Jonathan, principal in the Manhattan architectural firm Rogers Marvel, took on the major challenge of restoring and renovating a brownstone that for more than four decades stood empty and was falling apart. All of his neighbors responded with relief and deep appreciation. His firm’s projects include the hotel and condo complex at Pier 1 in Brooklyn Bridge Park for which ground is expected to be broken in the summer of 2013.
As president of the Riverside Tenants Association, Bill has also resolutely tackled a major challenge–the Riverside landlord’s persistence to build a 97-car parking garage in the courtyard. The landlord seems never to give up, despite legal rejections of his plan. And thankfully, nor does Bill backed by many other preservation advocates.

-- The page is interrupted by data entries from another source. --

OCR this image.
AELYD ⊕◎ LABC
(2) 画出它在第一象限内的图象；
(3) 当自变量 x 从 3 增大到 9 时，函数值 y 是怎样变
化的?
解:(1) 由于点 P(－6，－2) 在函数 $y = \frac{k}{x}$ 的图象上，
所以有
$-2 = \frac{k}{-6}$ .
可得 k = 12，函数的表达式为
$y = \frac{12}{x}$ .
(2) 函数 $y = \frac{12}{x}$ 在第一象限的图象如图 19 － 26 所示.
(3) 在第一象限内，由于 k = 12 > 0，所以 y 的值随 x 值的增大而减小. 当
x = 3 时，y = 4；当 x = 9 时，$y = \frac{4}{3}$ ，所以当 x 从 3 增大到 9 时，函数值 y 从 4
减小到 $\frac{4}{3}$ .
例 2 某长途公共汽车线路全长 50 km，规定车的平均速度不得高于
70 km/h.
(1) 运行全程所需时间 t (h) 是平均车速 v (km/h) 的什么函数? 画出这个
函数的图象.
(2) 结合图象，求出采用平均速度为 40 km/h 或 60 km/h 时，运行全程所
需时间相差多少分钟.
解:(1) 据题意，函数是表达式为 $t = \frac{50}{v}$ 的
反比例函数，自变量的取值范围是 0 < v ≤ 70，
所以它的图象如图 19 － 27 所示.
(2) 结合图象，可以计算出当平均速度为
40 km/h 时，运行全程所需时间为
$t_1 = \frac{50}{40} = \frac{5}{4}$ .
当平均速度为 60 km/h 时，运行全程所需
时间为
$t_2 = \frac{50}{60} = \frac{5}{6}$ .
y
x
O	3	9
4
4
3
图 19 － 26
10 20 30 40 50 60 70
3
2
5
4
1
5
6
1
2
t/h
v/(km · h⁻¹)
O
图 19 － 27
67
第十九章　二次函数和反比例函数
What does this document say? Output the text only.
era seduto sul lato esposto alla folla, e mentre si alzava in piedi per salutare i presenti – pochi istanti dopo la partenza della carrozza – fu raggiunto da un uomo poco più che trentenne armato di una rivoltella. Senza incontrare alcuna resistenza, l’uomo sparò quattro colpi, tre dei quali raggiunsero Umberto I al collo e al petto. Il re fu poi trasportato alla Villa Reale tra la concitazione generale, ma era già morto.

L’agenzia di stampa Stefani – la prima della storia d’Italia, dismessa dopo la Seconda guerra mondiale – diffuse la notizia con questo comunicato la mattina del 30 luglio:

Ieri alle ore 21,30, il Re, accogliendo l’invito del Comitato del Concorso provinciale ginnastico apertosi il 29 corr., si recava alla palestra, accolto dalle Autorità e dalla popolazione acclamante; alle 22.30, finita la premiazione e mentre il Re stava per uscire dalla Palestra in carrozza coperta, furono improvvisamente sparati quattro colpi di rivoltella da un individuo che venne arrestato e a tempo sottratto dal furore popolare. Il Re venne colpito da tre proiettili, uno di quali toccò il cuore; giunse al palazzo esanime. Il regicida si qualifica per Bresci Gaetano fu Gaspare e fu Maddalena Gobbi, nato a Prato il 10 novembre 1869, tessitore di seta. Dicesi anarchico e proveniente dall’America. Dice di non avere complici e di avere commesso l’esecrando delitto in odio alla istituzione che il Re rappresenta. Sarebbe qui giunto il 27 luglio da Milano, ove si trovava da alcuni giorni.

The 2011 Alfred Award was presented to Pearl Bowser of 71 Joralemon Street in recognition of her unique collection of historical and contemporary films documenting black film history turned over to the Smithsonian Institution in Washington, D.C., for the collections of the new National Museum of African American History and Culture. The museum’s director Lonnie Bunch hailed her “for exhibiting the very best American values–creativity, optimism and ingenuity, just the values our museum is committed to celebrating in the nation’s past, present and future.” She once served as president of the Willowtown Association as did her late husband Leroy, a regional organizer for the Urban League. He died in 1988.After more than 60 years at three houses on Joralemon Street, Pearl moved in May 2012 to a complex for seniors in Battery Park City in Manhattan, The Hallmark.